Bruyante de jour, elle devient, la nuit, tintamarresque. Ce ne sont que chants, airs de danse, coups de piston et peteneras. « Quien canta su mal espanta. Celui qui chante effraye le malheur. » Et chacun s’en donne à cœur joie.
Le plus agaçant, c’est que l’abominable piano joue le rôle principal dans cet orchestre endiablé, et se fait entendre à chaque coin, jusqu’au fond des cafés qui ne ferment que fort avant dans la nuit. Le piano a tué la guitare comme le chapeau la mantille. On fabrique encore, il est vrai des guitares un peu partout, et l’on en trouve des magasins fort bien assortis, mais ce sont les étrangers qui s’en approvisionnent.
Lorsque le tintamarre commence à s’éteindre, que vous vous préparez à fermer l’œil, accourent des légions de moustiques. Je n’en ai été harcelé nulle part par de telles quantités, si ce n’est à Monaco. Cette plaie volante et presque invisible vous dévore, pénètre à travers les moustiquaires et perce les draps. Au cas où vous êtes parvenu à vous préserver des piqûres de l’infernal insecte et que vous commencez à sommeiller, voici les crieurs de nuit qui, lanterne sur le ventre et pique à la main, vous réveillent de leur lamentable : Ave Maria carissima, pour vous annoncer que le temps est serein. Comme ils ont chacun leur quartier, ils repassent plusieurs fois dans la même rue en chantant leur antienne, sans doute pour faire preuve de zèle et de crainte qu’on ne les ait pas entendus. Bientôt arrivent les ânes et les mulets des maraîchers secouant d’énormes grelots, des clochettes qui sont des cloches, puis les bousculades, les charges qui s’écroulent, les vociférations, les interpellations, les disputes, et cela sans interruption jusqu’à cinq heures du matin. Alors les boutiques s’ouvrent et la ville est debout, car c’est de très grand matin ou très tard que se font les affaires.
La calle de las Sierpes est la rue la plus gaie, la plus mouvementée, la plus pittoresque de Séville. C’est à la fois le Strand de Londres, le bazar du Caire, la Puerta del Sol de Madrid, le boulevard ; mais un boulevard de quelques pieds de largeur interdit aux voitures, et aussi, volupté inestimable pour les Espagnols, interdit au soleil. Des tenditos multicolores jetés d’une maison à l’autre couvrent entièrement la longue et tortueuse artère et ne contribuent pas peu à lui donner le plus curieux aspect.

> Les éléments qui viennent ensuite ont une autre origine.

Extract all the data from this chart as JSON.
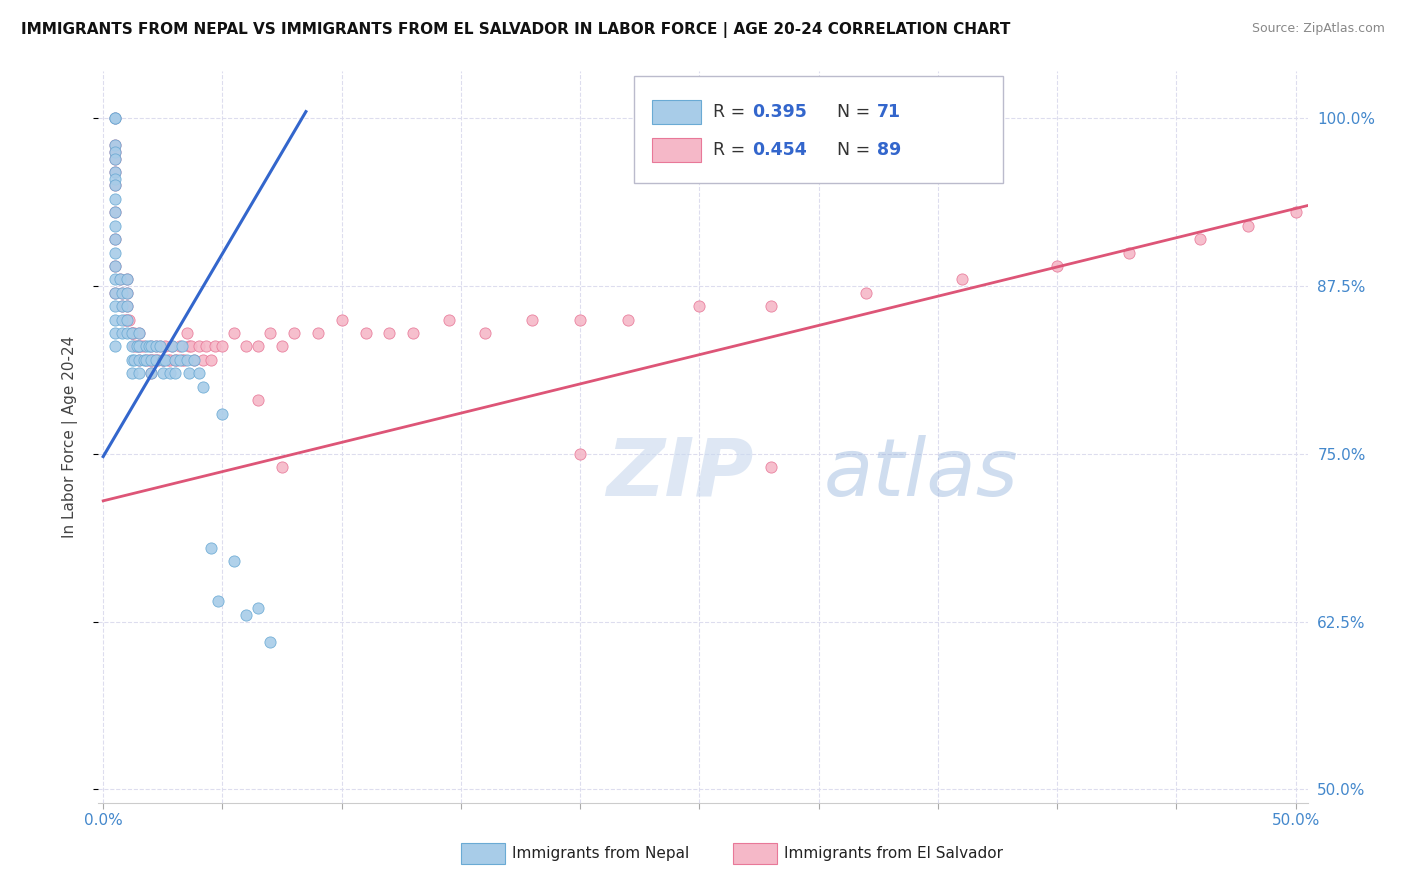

Dans la calle de las Sierpes se trouvent les boutiques élégantes, les théâtres, les cafés somptueux. J’eus le plaisir d’y voir l’industrie et l’art français représentés autrement que par ces bibelots de pacotille, d’un abominable clinquant et outrageusement bourgeois connus sous le nom d’articles de Paris. La principale maison de vues photographiques et tout ce qui concerne la partie est tenue par un compatriote, un de ces Français que Dumas appelait plaisamment des exilés de l’industrie et du commerce. Cet exilé, d’ailleurs, se porte à merveille, et joint la belle humeur sévillanne à l’entregent parisien.
Pour faire œuvre de patriotisme, nous lui achetâmes quelques vues de Séville qu’en qualité de compatriote il nous compta au-dessus du prix.
Chez le Barbedienne de l’endroit je reconnus de ravissantes statuettes de Laure Martin-Coutan, tandis qu’aux vitrines de l’unique libraire, au milieu des traductions des œuvres de Zola, s’étalait, dans le texte original, ouvert sur une très croustillante eau-forte de Julian, l’Ompdrailles de Léon Cladel.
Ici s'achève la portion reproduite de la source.